By Dat Nguyen   January 15, 2021 | 07:45 am GMT+7
HCMC struggles to attract foreign investors for key projects
A train of the Ben Thanh Suoi Tien Metro Section in Ho Chi Minh City. Photo by VnExpress/Quynh Tran.
HCMC says it has been struggling for years to attract foreign investment for key infrastructure projects, with legal challenges and risks discouraging investors.

Of 11 key infrastructure projects that the city had sought to find foreign investors for by the end of last year, 10 received no mention of interest, according to a recent report the city has submitted to the Ministry of Planning and Investment.

Most of the 11 are public transport infrastructure projects that seek to reduce chronic traffic congestion in the city of 13 million people. They include three elevated roads, two monorails, an electric bus route and a metro route.

The only project that found a foreign investor was the $3.5 billion Vietnam International University Town which was approved for development by Malaysian real estate company Berjaya Land Bhd in 2008. However, after 10 years of delays, the company sold the project to local real estate firm Vinhomes in 2018.

The report quoted by local media mentions several difficulties in finding the right investors with deep pockets and capability, considering that the projects have big price tags and require high expertise.

Discrepancies in different sets of laws concerning public-private partnership investment and tightened requirements for accessing Official Development Assistance loans make the task more challenging, the report says.

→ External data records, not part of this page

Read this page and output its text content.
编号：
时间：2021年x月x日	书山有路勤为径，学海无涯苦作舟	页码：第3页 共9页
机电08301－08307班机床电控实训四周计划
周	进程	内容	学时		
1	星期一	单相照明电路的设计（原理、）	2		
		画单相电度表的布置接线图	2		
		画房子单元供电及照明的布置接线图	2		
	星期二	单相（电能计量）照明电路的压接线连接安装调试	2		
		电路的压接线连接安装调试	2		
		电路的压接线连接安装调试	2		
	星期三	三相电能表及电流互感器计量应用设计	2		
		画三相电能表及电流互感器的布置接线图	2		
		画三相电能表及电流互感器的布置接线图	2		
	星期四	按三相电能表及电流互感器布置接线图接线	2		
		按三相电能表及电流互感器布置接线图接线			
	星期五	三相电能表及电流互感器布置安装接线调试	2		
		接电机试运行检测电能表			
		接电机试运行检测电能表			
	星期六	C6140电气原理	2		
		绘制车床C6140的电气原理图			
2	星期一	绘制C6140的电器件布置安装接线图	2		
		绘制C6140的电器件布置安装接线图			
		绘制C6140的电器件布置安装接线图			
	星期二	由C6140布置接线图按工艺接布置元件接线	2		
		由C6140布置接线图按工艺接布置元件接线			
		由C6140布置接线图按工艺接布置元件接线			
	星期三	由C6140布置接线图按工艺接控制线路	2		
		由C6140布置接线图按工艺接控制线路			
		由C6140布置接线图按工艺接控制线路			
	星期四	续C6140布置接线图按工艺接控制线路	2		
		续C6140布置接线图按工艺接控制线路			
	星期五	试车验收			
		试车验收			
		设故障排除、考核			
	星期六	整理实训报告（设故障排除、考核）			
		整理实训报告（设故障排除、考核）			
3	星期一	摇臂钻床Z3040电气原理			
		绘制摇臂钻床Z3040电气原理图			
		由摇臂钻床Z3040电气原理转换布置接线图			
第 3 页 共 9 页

Duong Nhu Hung, a lecturer at the School of Industrial Management at the Ho Chi Minh City University of Technology, said the risks involved is the main reason for investors’ reluctance.

Difficulty in land clearance and acquisition, as has been seen often in infrastructure development across Vietnam, is among the biggest risks, with most developers facing roadblocks in this step, which could eventually result in losses, Hung told local media.

The lack of a financial risk sharing system poses another challenge as investors are not guaranteed if the project runs into difficulties, he said.

Vietnam’s new Public-Private Partnership Law has taken effect this year, but specific guidance on its implementation and the adverse reputation of past projects are making foreign investors reluctant, experts have said.

Another challenge is that HCMC is unable to acquire more loans from the Official Development Assistance funds and international organizations like the Japan International Cooperation Agency (JICA) and the World Bank due to high public debt.

The city has listed seven projects that it is still seeking foreign capital for, four metro lines and three major complexes.